The contentious issue of land redistribution from whites to blacks illustrates the strength of the rule of law. At least 80 percent of the population across all racial lines believes that it should be done, but strictly according to the law. Blacks much more than other racial groups believe that whites are due no compensation for their property that the state redistributes. But they, too, affirm that any such distribution must be governed by the law. And the constitution –especially sacred to many blacks because it ended apartheid – recognizes private property.
There are signs that many in the ruling ANC power structure have determined that Jacob Zuma must go. It remains to be seen whether South Africans will demand inclusive leadership in the model of Nelson Mandela that would address the needs of the majority population without compromising the country’s democratic institutions. Nevertheless, the argument here is that thanks to the strength of its democratic culture and institutions, the odds are good that South Africa will meet successfully its current challenges.

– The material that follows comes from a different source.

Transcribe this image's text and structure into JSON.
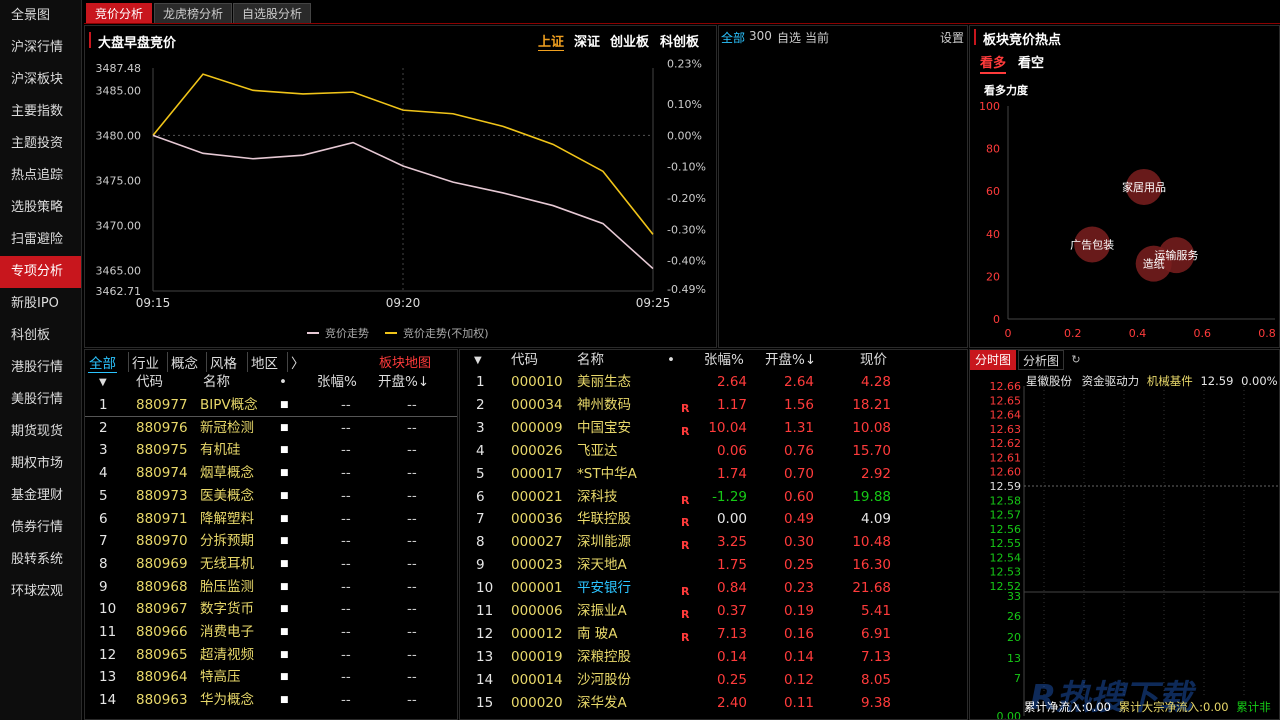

How to account for South Africa’s positive trajectory? Part of the answer is history. South Africa as a limited democracy dates from 1911. That year only white males had the right to vote. White women gained the suffrage in 1939, and then all races and genders in 1994. In 1994, democracy was extended to hitherto excluded parts of the population. But, it did not have to be invented out of whole cloth. Similarly the independence of judiciary dates from the periods of Dutch and British rule and was maintained during the darkest days of apartheid. Democracy and the rule of law have become indigenous to South Africa.
A final word about the bilateral relationship.

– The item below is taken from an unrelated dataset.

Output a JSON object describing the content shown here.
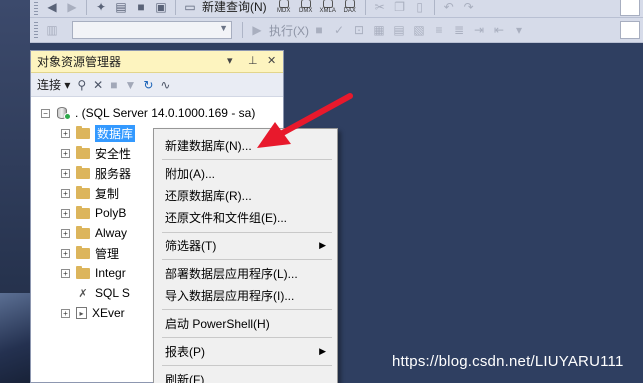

The United States and South Africa share democratic commonalities and the historical experience of white supremacy and its consequences. That would seem to be a good foundation for a special diplomatic relationship. At the time of the 1994 transition, many in the Clinton administration anticipated that future bilateral ties between the two multiracial democracies would be close, exceptional, and mutually beneficial.
However, almost a generation later, the official relationship is correct, barely cordial, and hardly special. Moreover, the likelihood is remote of a close partnership anytime soon. In February, the ANC Secretary General Mantashe accused the American embassy in Pretoria of plotting “regime change” – by means of the Young African Leaders Initiative. In fact, the Embassy had consulted with Mantashe, along with others on South African nominees for the program.

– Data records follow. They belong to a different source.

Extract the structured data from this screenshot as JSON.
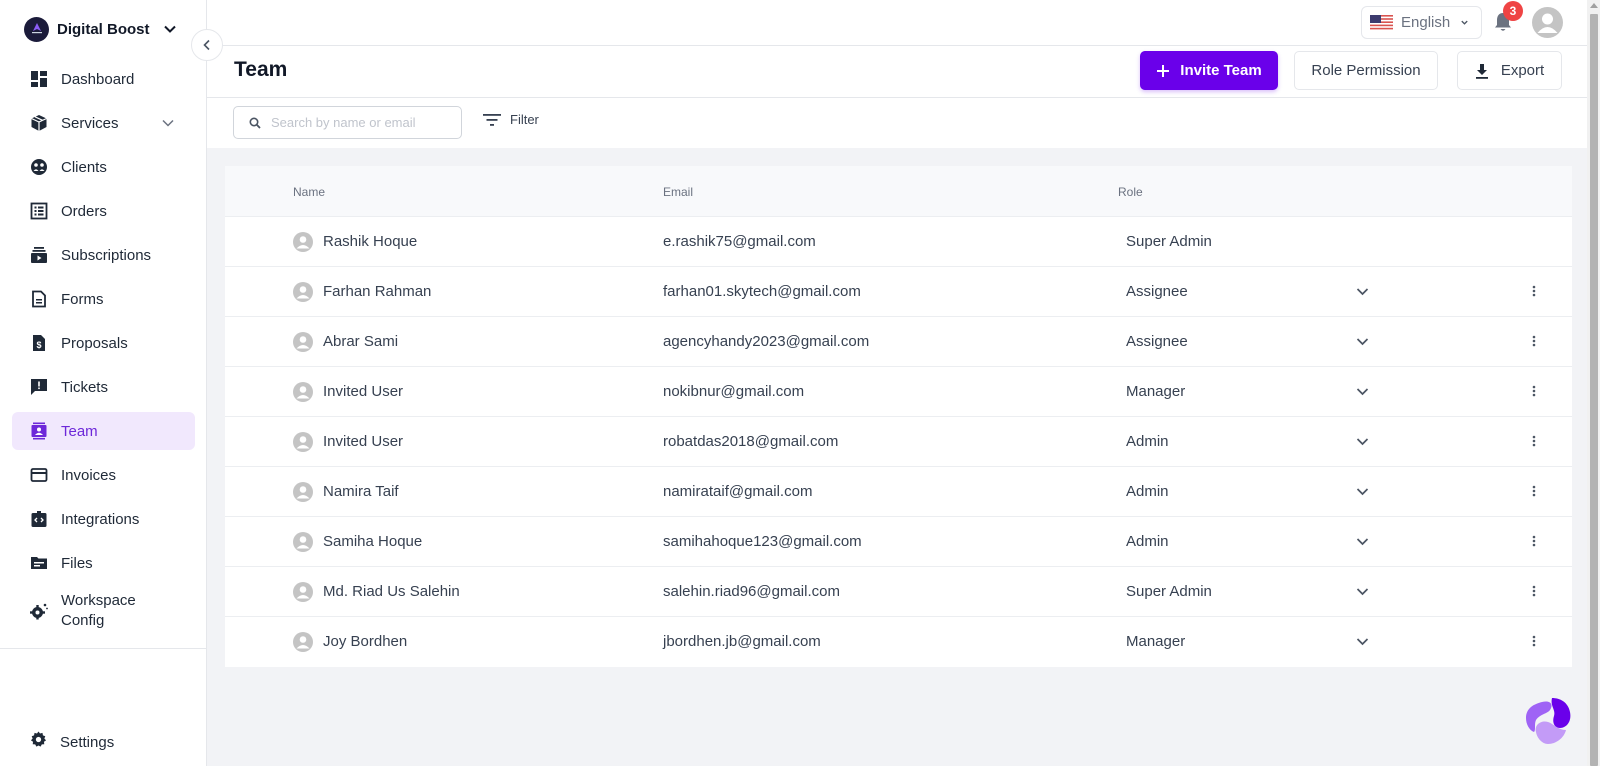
{
  "workspace": {
    "name": "Digital Boost"
  },
  "sidebar": {
    "items": [
      {
        "label": "Dashboard",
        "icon": "dashboard-icon"
      },
      {
        "label": "Services",
        "icon": "box-icon",
        "has_submenu": true
      },
      {
        "label": "Clients",
        "icon": "clients-icon"
      },
      {
        "label": "Orders",
        "icon": "orders-icon"
      },
      {
        "label": "Subscriptions",
        "icon": "subscriptions-icon"
      },
      {
        "label": "Forms",
        "icon": "forms-icon"
      },
      {
        "label": "Proposals",
        "icon": "proposals-icon"
      },
      {
        "label": "Tickets",
        "icon": "tickets-icon"
      },
      {
        "label": "Team",
        "icon": "team-icon",
        "active": true
      },
      {
        "label": "Invoices",
        "icon": "invoices-icon"
      },
      {
        "label": "Integrations",
        "icon": "integrations-icon"
      },
      {
        "label": "Files",
        "icon": "files-icon"
      },
      {
        "label": "Workspace Config",
        "icon": "workspace-config-icon"
      }
    ],
    "settings_label": "Settings"
  },
  "topbar": {
    "language": "English",
    "notification_count": "3"
  },
  "header": {
    "title": "Team",
    "invite_label": "Invite Team",
    "role_permission_label": "Role Permission",
    "export_label": "Export"
  },
  "toolbar": {
    "search_placeholder": "Search by name or email",
    "search_value": "",
    "filter_label": "Filter"
  },
  "table": {
    "columns": [
      "Name",
      "Email",
      "Role"
    ],
    "rows": [
      {
        "name": "Rashik Hoque",
        "email": "e.rashik75@gmail.com",
        "role": "Super Admin",
        "editable": false
      },
      {
        "name": "Farhan Rahman",
        "email": "farhan01.skytech@gmail.com",
        "role": "Assignee",
        "editable": true
      },
      {
        "name": "Abrar Sami",
        "email": "agencyhandy2023@gmail.com",
        "role": "Assignee",
        "editable": true
      },
      {
        "name": "Invited User",
        "email": "nokibnur@gmail.com",
        "role": "Manager",
        "editable": true
      },
      {
        "name": "Invited User",
        "email": "robatdas2018@gmail.com",
        "role": "Admin",
        "editable": true
      },
      {
        "name": "Namira Taif",
        "email": "namirataif@gmail.com",
        "role": "Admin",
        "editable": true
      },
      {
        "name": "Samiha Hoque",
        "email": "samihahoque123@gmail.com",
        "role": "Admin",
        "editable": true
      },
      {
        "name": "Md. Riad Us Salehin",
        "email": "salehin.riad96@gmail.com",
        "role": "Super Admin",
        "editable": true
      },
      {
        "name": "Joy Bordhen",
        "email": "jbordhen.jb@gmail.com",
        "role": "Manager",
        "editable": true
      }
    ]
  },
  "colors": {
    "accent": "#6a00ea",
    "active_bg": "#f1e8fd",
    "badge": "#ef4444"
  }
}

What happened? One answer is the relative absence of shared diplomatic goals or common security concerns. This reality mitigates against a close partnership. Economic links, while not trivial, were not important enough to overcome the lack of shared security goals.
At a deeper level, back to history. History, and often the distorted memory of that history, has been a brake. South Africa and the United States were allies during World War I, World War II, and during the Cold War. Jan Smuts and Woodrow Wilson were close collaborators in the creation of the League of Nations. But, those now in power in Pretoria regard the South African governments that participated in those struggles as at best “colonial” and fundamentally racist. Both Smuts and Wilson are at present condemned as personal racists. Hence, many in the ANC view these wartime alliances with ambiguity if not distaste. For former freedom fighters, there is little history of a community of interest between South Africa and the United States. A consequence is that our bilateral relationship is much closer with, say, Nigeria, than with South Africa. A warming of the official, bilateral relationship will probably have to wait for a generational change within the ANC.
Meanwhile, however, the myriad other links between the United states and South Africa, ranging from the economic to the cultural to the scientific to the artistic to mutual tourism are going from strength to strength. The bilateral relationship is more than Jacob Zuma.